Sukkah decorations vary a lot, depending on the tastes of the owners of the sukkah.  Two I have seen so far have had mirrored balls in them, ones that would look quite normal on a Christmas tree.  These made me think rather of some pictures by M. C. Escher, such as this one:


I rather like the idea an Escher-inspired sukkah and based on this may eventually make a go at it myself.  Though reproducing certain aspects of his work may prove challenging.  I do think this image may be somewhat doable if executed correctly:


OK, off the creative goofiness and on to other things.

In the United States, one normally acquires the ’arba‘ minim (four species:  palm, willow, myrtle, and citron, which get ritually waved) through a synagogue, except maybe in New York City.  I expected to get them from someone sitting out front of the synagogue, as people had done before for other religious purposes, such as selling scrolls of Esther and checking tefillin.  I ended up buying mine from a group who had a kid hand out advertisements.  There were other such advertisements posted, and the alternative would have been to walk into Bene Beraq, where I had already seen some people trying to sell ’ethroghim (citrons) for outrageous prices.  (See the Israeli movie Ha’Ushpizin, which features a 1,000 NIS ’ethrogh.  None of the ones I saw were quite that expensive, but there is some truth to the premise.)  The set of ’arba‘ minim I got was actually good quality, but with one flaw:  usually one also receives a holder for the palm, myrtle, and willow woven out of pieces of palm frond to make the assemblage easier to handle—and somehow I did not realize I had not gotten one until too late.  This does not invalidate the ritual waving in any way, but it is not ideal, and I have been practically paranoid about trying not to accidentally strip leaves off the willow and myrtle.  Also, waving the four species in an apartment dominated by bookshelves (such as mine) without hitting anything is rather tricky.

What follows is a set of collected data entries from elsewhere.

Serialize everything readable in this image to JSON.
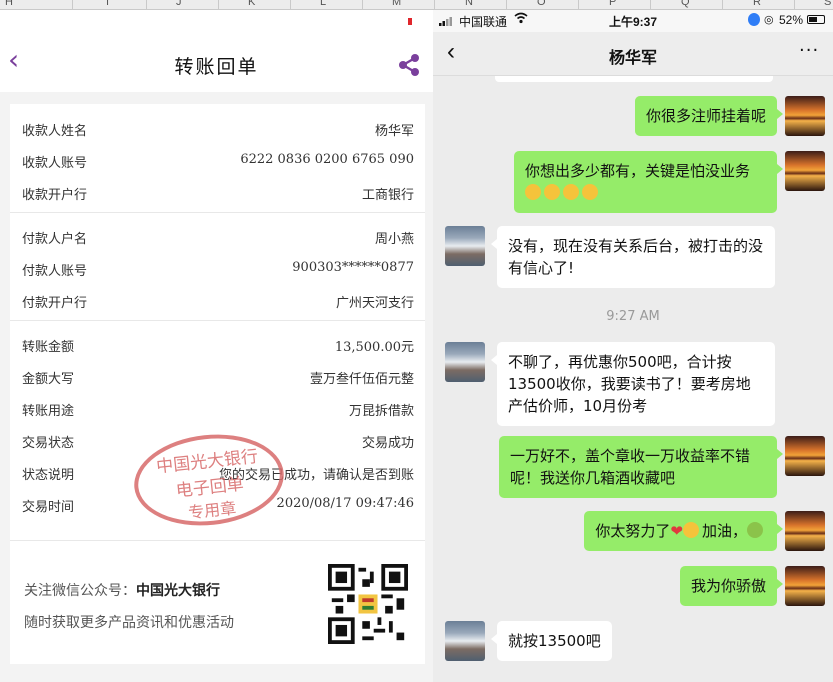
{
  "spreadsheet": {
    "columns": [
      "H",
      "I",
      "J",
      "K",
      "L",
      "M",
      "N",
      "O",
      "P",
      "Q",
      "R",
      "S"
    ]
  },
  "receipt": {
    "title": "转账回单",
    "payee_section": [
      {
        "label": "收款人姓名",
        "value": "杨华军"
      },
      {
        "label": "收款人账号",
        "value": "6222 0836 0200 6765 090"
      },
      {
        "label": "收款开户行",
        "value": "工商银行"
      }
    ],
    "payer_section": [
      {
        "label": "付款人户名",
        "value": "周小燕"
      },
      {
        "label": "付款人账号",
        "value": "900303******0877"
      },
      {
        "label": "付款开户行",
        "value": "广州天河支行"
      }
    ],
    "transfer_section": [
      {
        "label": "转账金额",
        "value": "13,500.00元"
      },
      {
        "label": "金额大写",
        "value": "壹万叁仟伍佰元整"
      },
      {
        "label": "转账用途",
        "value": "万昆拆借款"
      },
      {
        "label": "交易状态",
        "value": "交易成功"
      },
      {
        "label": "状态说明",
        "value": "您的交易已成功，请确认是否到账"
      },
      {
        "label": "交易时间",
        "value": "2020/08/17 09:47:46"
      }
    ],
    "stamp": {
      "line1": "中国光大银行",
      "line2": "电子回单",
      "line3": "专用章"
    },
    "footer": {
      "follow_prefix": "关注微信公众号：",
      "follow_name": "中国光大银行",
      "promo": "随时获取更多产品资讯和优惠活动"
    },
    "icons": {
      "back": "chevron-left-icon",
      "share": "share-icon",
      "qr": "qr-code-icon"
    },
    "colors": {
      "accent": "#7a3f9c",
      "stamp": "#d86a6a"
    }
  },
  "chat": {
    "status_bar": {
      "carrier": "中国联通",
      "time": "上午9:37",
      "battery": "52%"
    },
    "contact_name": "杨华军",
    "timestamp": "9:27 AM",
    "messages": [
      {
        "from": "me",
        "text": "你很多注师挂着呢"
      },
      {
        "from": "me",
        "text": "你想出多少都有，关键是怕没业务"
      },
      {
        "from": "them",
        "text": "没有，现在没有关系后台，被打击的没有信心了!"
      },
      {
        "from": "them",
        "text": "不聊了，再优惠你500吧，合计按13500收你，我要读书了！要考房地产估价师，10月份考"
      },
      {
        "from": "me",
        "text": "一万好不，盖个章收一万收益率不错呢！我送你几箱酒收藏吧"
      },
      {
        "from": "me",
        "text_before": "你太努力了",
        "text_mid": "加油，",
        "text": "你太努力了❤加油，"
      },
      {
        "from": "me",
        "text": "我为你骄傲"
      },
      {
        "from": "them",
        "text": "就按13500吧"
      }
    ],
    "colors": {
      "me_bubble": "#95ec69",
      "them_bubble": "#ffffff",
      "background": "#ececec"
    }
  }
}
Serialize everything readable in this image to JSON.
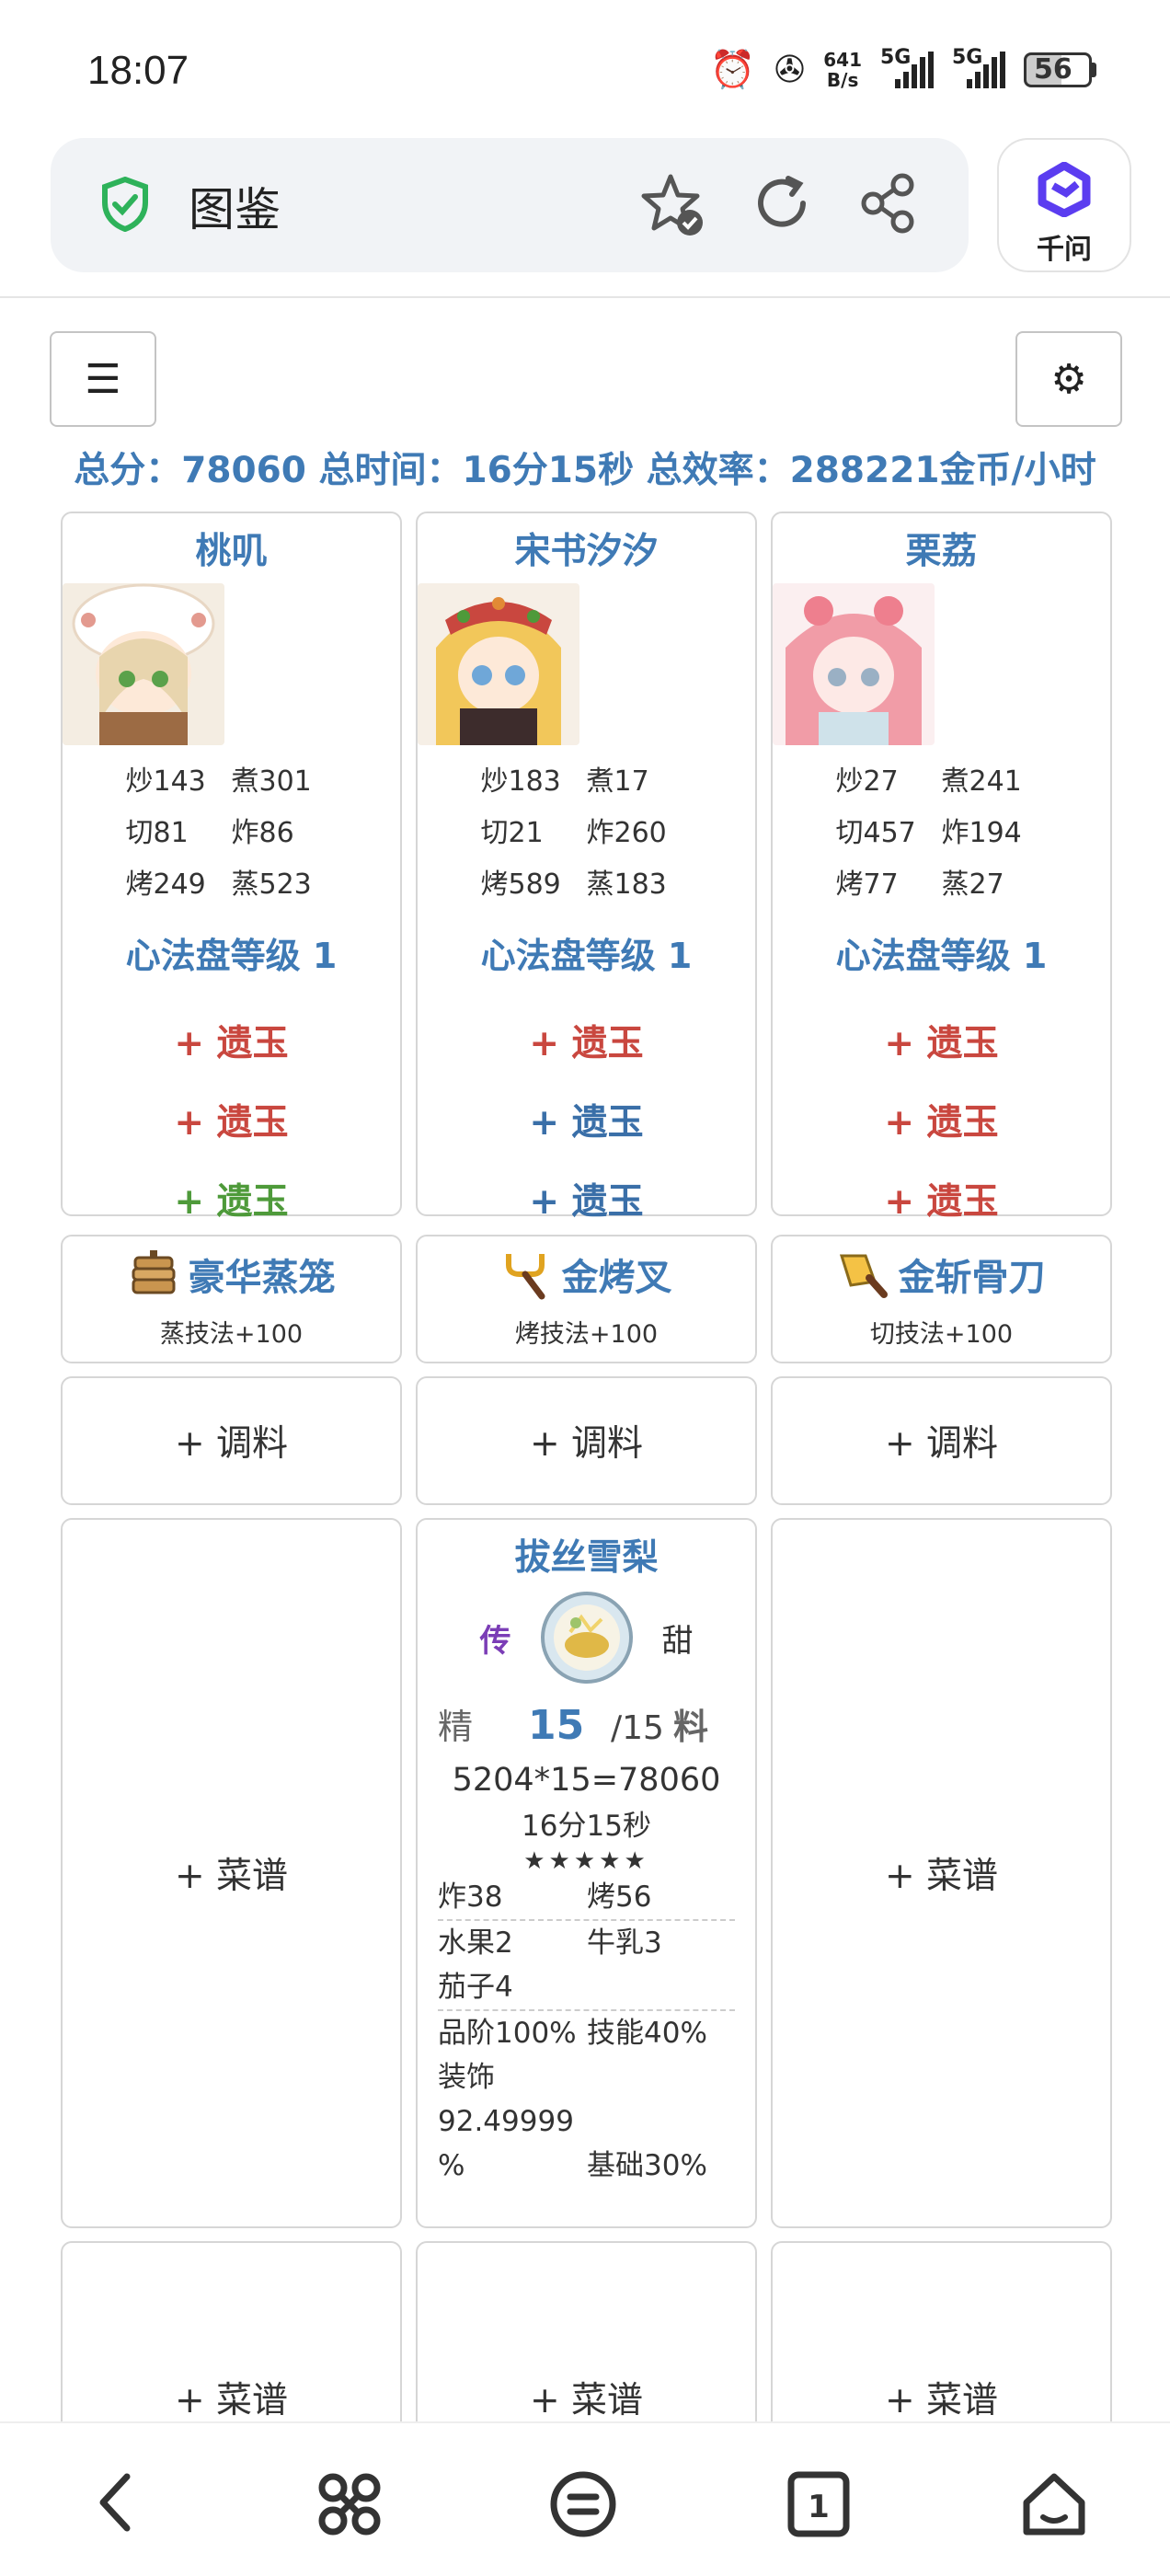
{
  "status_bar": {
    "time": "18:07",
    "net_speed_top": "641",
    "net_speed_bottom": "B/s",
    "sim1": "5G",
    "sim2": "5G",
    "battery": "56"
  },
  "browser": {
    "page_title": "图鉴",
    "assistant_label": "千问"
  },
  "summary": "总分：78060 总时间：16分15秒 总效率：288221金币/小时",
  "chefs": [
    {
      "name": "桃叽",
      "stats": [
        "炒143",
        "煮301",
        "切81",
        "炸86",
        "烤249",
        "蒸523"
      ],
      "xinfa": "心法盘等级 1",
      "yiyu": [
        {
          "label": "+ 遗玉",
          "color": "#c9473f"
        },
        {
          "label": "+ 遗玉",
          "color": "#c9473f"
        },
        {
          "label": "+ 遗玉",
          "color": "#4e9a3a"
        }
      ],
      "equip": {
        "name": "豪华蒸笼",
        "desc": "蒸技法+100",
        "icon": "steamer-icon"
      },
      "condiment": "+ 调料"
    },
    {
      "name": "宋书汐汐",
      "stats": [
        "炒183",
        "煮17",
        "切21",
        "炸260",
        "烤589",
        "蒸183"
      ],
      "xinfa": "心法盘等级 1",
      "yiyu": [
        {
          "label": "+ 遗玉",
          "color": "#c9473f"
        },
        {
          "label": "+ 遗玉",
          "color": "#3a6fa8"
        },
        {
          "label": "+ 遗玉",
          "color": "#3a6fa8"
        }
      ],
      "equip": {
        "name": "金烤叉",
        "desc": "烤技法+100",
        "icon": "fork-icon"
      },
      "condiment": "+ 调料"
    },
    {
      "name": "栗荔",
      "stats": [
        "炒27",
        "煮241",
        "切457",
        "炸194",
        "烤77",
        "蒸27"
      ],
      "xinfa": "心法盘等级 1",
      "yiyu": [
        {
          "label": "+ 遗玉",
          "color": "#c9473f"
        },
        {
          "label": "+ 遗玉",
          "color": "#c9473f"
        },
        {
          "label": "+ 遗玉",
          "color": "#c9473f"
        }
      ],
      "equip": {
        "name": "金斩骨刀",
        "desc": "切技法+100",
        "icon": "cleaver-icon"
      },
      "condiment": "+ 调料"
    }
  ],
  "recipe_slots": {
    "empty_label": "+ 菜谱"
  },
  "recipe": {
    "name": "拔丝雪梨",
    "rarity": "传",
    "taste": "甜",
    "jing": "精",
    "qty": "15",
    "max": "/15",
    "liao": "料",
    "calc": "5204*15=78060",
    "time": "16分15秒",
    "stars": "★★★★★",
    "skills": [
      "炸38",
      "烤56"
    ],
    "ingredients": [
      "水果2",
      "牛乳3",
      "茄子4",
      ""
    ],
    "bonus": [
      "品阶100%",
      "技能40%",
      "装饰",
      "",
      "92.49999",
      "",
      "%",
      "基础30%"
    ]
  },
  "bottom_row": [
    "+ 菜谱",
    "+ 菜谱",
    "+ 菜谱"
  ],
  "colors": {
    "accent": "#3f7ab5",
    "red": "#c9473f",
    "green": "#4e9a3a",
    "purple": "#7b3db6"
  }
}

In the old days, new moons were declared by a special committee, and people in the Diaspora often had to wait for days to find out when the new moon had been.  As a result, many critical holidays were celebrated for an extra day due to doubt on when they actually were.  When the fixed calendar was instituted—thanks to the Roman persecutions making it necessary—the extra days continued to be observed except for Yom Kippur.  (The reason I was told was that people liked having an extra day off and refused to give up the extra days.)  For liturgical purposes, observing the extra days can make a mess of things, as the original doubt is not implemented uniformly.  Pesaḥ (Passover) and Sukkoth are divided into two parts, yom ṭov (the festival proper, on the first and last days) and ḥol hammo‘edh (intermediate days of lesser holiness).  In the Diaspora, the second days of Pesaḥ and Sukkoth are treated as if they were yom ṭov in every respect, which means the technically correct prayers for ḥol hammo‘edh are not said at all.  On Sukkoth specifically, things are worse.  In the musaf prayer, the special sacrifices for that day are recounted, and since different sacrifices are to be brought on every single day of Sukkoth, not only are the wrong sacrifices specified for the second day, but an attempt to compensate by doubling up the sacrificial readings is made on the following days.  It gets even weirder on the eighth day, the semi-independent festival of Shemini ‘Aṣereth (Eighth Day of Assembly).  Unlike the last day of Pesaḥ, it does get treated a bit as doubtfully ḥol hammo‘edh, with (some) people eating and sleeping in the sukkah.  However, due to the extra day added on to the holiday, there is an awkward second eighth day, which to make things a bit less confusing gets dubbed Simḥath Torah (“the joy of the Torah”) and which marks the completion of the annual cycle of reading the Torah.  Here in Israel, we have none of this weirdness of extra doubtful days, and the liturgy makes a lot more sense.

I think that will be all for now.  Peace.